As a former deputy sheriff, Cable said he saw a lot. He said he knows the county’s infrastructure and knows where it’s going.

“I’m out for you all. I don’t have any special interest groups,” Cable told Rotarians and other guests at the meeting. “My agenda has to do with the people of Carroll County and not me.”

Joan Moore, retired executive director of CCCDC, asked Cable about his long-term vision for the county and what steps he would take to achieve it.

“My long-term vision for Carroll County is to be the best county in the state of Ky,” he said.

The issues he believes that need to be addressed to make this happen are improving the county’s infrastructure, lobbying for the funding for JCTC Carrollton campus, better roads, bringing something like the YMCA to the county and bringing more stores downtown that people will want to shop at.

Cable said it’s also important to clean up the county. “Is our county full of trash? Yes it is. Drive slow and look at the roadsides.”

Cable also said it is important to improve the pay for deputies.

He said the job was both rewarding and “very unforgiving” because it is a lot of responsibility and takes a lot of time away from family.

With the situations deputies face, never knowing what’s on the other side of a door they knock on, he said there is a 50-50 potential that the person won’t come back home.

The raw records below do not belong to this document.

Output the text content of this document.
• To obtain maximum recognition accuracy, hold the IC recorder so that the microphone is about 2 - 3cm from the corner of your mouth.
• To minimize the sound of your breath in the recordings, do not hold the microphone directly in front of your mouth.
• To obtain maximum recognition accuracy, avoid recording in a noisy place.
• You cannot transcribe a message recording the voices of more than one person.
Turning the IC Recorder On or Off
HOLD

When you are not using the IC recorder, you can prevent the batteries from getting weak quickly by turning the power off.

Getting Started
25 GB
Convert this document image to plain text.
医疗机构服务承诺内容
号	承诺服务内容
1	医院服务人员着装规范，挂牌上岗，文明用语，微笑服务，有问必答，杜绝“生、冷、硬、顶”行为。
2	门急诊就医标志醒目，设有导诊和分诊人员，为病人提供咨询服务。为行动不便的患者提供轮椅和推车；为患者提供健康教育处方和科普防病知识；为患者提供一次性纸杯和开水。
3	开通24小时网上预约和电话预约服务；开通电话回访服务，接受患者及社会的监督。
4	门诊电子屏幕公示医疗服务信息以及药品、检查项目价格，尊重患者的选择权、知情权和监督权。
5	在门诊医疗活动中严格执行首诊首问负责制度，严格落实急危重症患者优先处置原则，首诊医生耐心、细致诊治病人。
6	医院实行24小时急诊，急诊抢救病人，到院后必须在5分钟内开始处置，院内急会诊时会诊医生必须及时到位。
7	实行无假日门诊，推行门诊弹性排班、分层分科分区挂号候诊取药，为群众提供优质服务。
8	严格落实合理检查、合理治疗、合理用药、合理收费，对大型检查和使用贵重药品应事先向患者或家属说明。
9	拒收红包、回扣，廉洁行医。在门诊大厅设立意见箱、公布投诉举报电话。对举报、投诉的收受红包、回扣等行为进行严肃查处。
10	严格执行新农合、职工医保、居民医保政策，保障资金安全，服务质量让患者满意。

He asked how much is that service worth.

Currently in Carroll County he said it is worth $11.50 an hour. After three years on the job, he said he was earning about $12.60 an hour.

“That’s sad, it really is. That’s one of the reasons we don’t keep good law enforcement in this area,” he said. “Because the opportunities in Oldham County and Boone County are so much greater, the salaries are so much better, you can’t blame them.”

He said he would try to improve the pay for deputies and other county workers, such as paramedics.

Through the years, he said fiscal court hasn’t raised that starting wage from $8.66 an hour since 1984. Cable said he believes the starting wage needs to be adjusted over time with the pay increases that are given to county workers.